The must-read stories and debate in health policy and leadership.

The NHS’s greatest generation. That was how HSJ editor Alastair McLellan described the health service’s current workforce, for reasons that are surely obvious.

His tribute came on the night of the “largest and most fiercely competitive programme of its type in the world”, a night of celebration after the NHS’s toughest year. 

“Most people faced with the challenges NHS staff have had to endure over the last 18 months would have been happy just to get through the working day,” he said. “But that was not enough for the HSJ Awards finalists – and of course tens of thousands of others within health and care. They carried on innovating, finding ways to save and enhance more lives.”

Around 1,600 people converged on London’s Evolution centre to hear comedian and presenter Sue Perkins, along with Mr McLellan, announce the winners at the culmination of a process that had involved two judging stages, 136 judges and 1,008 entries.

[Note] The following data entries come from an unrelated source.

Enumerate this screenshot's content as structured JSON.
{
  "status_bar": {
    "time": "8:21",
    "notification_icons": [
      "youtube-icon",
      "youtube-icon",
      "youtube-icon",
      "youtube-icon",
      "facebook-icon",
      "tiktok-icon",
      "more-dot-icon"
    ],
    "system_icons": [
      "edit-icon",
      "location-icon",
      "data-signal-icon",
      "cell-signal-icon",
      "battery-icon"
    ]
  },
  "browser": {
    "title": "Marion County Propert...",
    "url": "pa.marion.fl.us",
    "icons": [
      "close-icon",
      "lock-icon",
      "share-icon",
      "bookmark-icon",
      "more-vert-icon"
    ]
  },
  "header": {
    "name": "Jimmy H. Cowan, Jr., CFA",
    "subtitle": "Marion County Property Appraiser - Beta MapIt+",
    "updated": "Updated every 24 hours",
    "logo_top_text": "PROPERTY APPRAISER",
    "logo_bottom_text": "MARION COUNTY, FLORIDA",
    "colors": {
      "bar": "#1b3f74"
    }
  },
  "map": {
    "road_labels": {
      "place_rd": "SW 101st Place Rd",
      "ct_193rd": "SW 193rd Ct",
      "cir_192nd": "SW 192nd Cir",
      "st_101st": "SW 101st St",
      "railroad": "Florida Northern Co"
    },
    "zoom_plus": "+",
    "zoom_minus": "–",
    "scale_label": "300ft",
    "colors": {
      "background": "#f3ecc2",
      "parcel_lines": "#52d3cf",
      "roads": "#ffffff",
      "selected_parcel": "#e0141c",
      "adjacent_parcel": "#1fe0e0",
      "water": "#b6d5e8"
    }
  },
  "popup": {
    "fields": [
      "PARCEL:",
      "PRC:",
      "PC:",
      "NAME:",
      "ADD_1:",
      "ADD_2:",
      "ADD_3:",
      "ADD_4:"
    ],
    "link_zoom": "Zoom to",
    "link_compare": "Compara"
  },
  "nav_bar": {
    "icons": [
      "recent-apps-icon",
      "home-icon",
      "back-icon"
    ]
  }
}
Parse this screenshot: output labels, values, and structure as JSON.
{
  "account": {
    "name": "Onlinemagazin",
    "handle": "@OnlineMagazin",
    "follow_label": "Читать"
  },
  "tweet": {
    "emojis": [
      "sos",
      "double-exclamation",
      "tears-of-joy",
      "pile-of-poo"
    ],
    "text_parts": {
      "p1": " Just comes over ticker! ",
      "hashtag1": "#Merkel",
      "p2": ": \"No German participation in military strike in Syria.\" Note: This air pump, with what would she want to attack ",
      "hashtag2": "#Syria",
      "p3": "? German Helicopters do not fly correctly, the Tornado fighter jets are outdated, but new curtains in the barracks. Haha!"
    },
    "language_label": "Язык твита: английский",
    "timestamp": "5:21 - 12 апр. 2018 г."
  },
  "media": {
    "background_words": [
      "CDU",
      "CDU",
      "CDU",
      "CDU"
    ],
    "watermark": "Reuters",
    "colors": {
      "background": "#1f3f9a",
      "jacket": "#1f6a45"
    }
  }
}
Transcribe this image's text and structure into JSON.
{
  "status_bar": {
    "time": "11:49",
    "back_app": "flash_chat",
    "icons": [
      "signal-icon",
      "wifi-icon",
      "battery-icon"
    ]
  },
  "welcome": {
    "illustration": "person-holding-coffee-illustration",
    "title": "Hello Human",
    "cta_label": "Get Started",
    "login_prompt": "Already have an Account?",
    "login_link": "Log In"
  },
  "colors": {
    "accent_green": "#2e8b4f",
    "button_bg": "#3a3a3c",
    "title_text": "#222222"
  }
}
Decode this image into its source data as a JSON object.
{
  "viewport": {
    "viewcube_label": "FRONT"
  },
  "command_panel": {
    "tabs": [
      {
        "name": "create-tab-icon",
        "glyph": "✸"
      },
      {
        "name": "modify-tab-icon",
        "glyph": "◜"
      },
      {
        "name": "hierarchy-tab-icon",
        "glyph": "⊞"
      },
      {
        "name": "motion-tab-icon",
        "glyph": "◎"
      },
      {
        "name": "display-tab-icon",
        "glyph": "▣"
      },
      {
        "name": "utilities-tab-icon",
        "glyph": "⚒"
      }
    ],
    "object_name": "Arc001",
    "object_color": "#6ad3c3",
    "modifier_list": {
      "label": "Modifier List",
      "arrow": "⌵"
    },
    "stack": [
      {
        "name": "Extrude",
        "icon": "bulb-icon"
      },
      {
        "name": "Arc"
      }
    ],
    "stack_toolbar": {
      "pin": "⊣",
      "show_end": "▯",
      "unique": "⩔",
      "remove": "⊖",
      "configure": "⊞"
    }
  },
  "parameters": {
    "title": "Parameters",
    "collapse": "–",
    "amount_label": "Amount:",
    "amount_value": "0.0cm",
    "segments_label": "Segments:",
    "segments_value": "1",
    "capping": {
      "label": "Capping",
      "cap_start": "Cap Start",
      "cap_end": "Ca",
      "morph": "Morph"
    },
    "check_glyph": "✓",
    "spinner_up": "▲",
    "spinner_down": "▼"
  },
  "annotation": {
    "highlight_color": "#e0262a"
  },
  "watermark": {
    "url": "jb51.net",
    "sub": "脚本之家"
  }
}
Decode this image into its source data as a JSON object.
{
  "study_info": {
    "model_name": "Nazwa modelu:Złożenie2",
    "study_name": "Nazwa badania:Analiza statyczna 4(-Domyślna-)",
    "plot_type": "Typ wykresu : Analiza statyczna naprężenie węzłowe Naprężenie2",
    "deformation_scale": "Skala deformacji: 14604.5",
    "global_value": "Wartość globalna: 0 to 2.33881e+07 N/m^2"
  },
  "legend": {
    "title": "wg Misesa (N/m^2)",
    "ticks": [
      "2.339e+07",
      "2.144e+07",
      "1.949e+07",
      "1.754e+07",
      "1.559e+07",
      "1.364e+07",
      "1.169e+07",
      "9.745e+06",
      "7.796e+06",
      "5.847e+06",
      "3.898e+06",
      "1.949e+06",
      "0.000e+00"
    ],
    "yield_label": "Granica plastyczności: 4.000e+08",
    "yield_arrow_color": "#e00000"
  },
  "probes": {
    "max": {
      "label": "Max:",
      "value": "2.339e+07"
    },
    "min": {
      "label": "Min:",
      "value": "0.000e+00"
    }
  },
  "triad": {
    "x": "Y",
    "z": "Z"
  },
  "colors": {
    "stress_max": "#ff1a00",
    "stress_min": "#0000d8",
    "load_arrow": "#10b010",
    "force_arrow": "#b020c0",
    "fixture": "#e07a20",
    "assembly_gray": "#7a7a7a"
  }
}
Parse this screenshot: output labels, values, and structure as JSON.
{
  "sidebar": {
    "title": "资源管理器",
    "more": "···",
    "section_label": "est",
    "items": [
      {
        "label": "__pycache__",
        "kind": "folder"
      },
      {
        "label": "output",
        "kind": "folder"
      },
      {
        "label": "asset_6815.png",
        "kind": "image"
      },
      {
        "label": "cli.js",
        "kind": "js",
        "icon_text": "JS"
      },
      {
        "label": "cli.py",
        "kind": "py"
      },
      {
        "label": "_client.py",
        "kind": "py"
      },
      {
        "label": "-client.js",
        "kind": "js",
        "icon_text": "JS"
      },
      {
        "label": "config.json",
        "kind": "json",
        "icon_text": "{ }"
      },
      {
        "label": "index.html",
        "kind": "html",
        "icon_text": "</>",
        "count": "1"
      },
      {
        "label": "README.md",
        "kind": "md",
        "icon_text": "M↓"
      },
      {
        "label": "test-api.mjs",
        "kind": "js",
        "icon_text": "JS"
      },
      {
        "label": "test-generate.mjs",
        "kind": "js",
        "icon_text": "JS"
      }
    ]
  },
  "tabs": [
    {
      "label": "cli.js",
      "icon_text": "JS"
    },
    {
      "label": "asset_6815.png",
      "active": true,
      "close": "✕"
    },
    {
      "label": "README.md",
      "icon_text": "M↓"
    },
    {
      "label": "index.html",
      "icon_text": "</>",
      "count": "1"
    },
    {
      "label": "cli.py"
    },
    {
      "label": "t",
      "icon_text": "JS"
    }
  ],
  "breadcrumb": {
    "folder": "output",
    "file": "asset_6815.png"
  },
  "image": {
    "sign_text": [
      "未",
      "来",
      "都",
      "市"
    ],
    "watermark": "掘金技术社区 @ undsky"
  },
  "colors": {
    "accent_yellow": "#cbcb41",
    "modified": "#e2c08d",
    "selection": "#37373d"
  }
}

A total of 204 finalist projects were in contention in categories spanning the healthcare experience, including acute care, mental health, digital, race equality, freedom to speak up and many more. This year also saw ICS of the Year and the introduction of Provider Collaboration of the Year.

Friend or foe?

An amendment to the Health and Care Bill limiting the involvement of people from private healthcare companies on integrated care system boards has encountered flak.

NHS Confederation chief executive Matthew Taylor told HSJ the proposed change could damage systems where services are provided by social enterprises, community interest companies and independent and voluntary organisations.

The amendment says ICSs’ constitutions “must prohibit a person from appointing someone as a member if they consider that the appointment could reasonably be regarded as undermining the independence of the health service because of the candidate’s involvement with the private healthcare sector or otherwise”.

It is unclear how the amendment will be applied in practice, but Mr Taylor and Social Enterprise UK have both told HSJ they have serious concerns about it.

Social Enterprise UK, which represents some organisations providing health and care services, said government “hasn’t thought through” the amendment, and that key providers should be involved.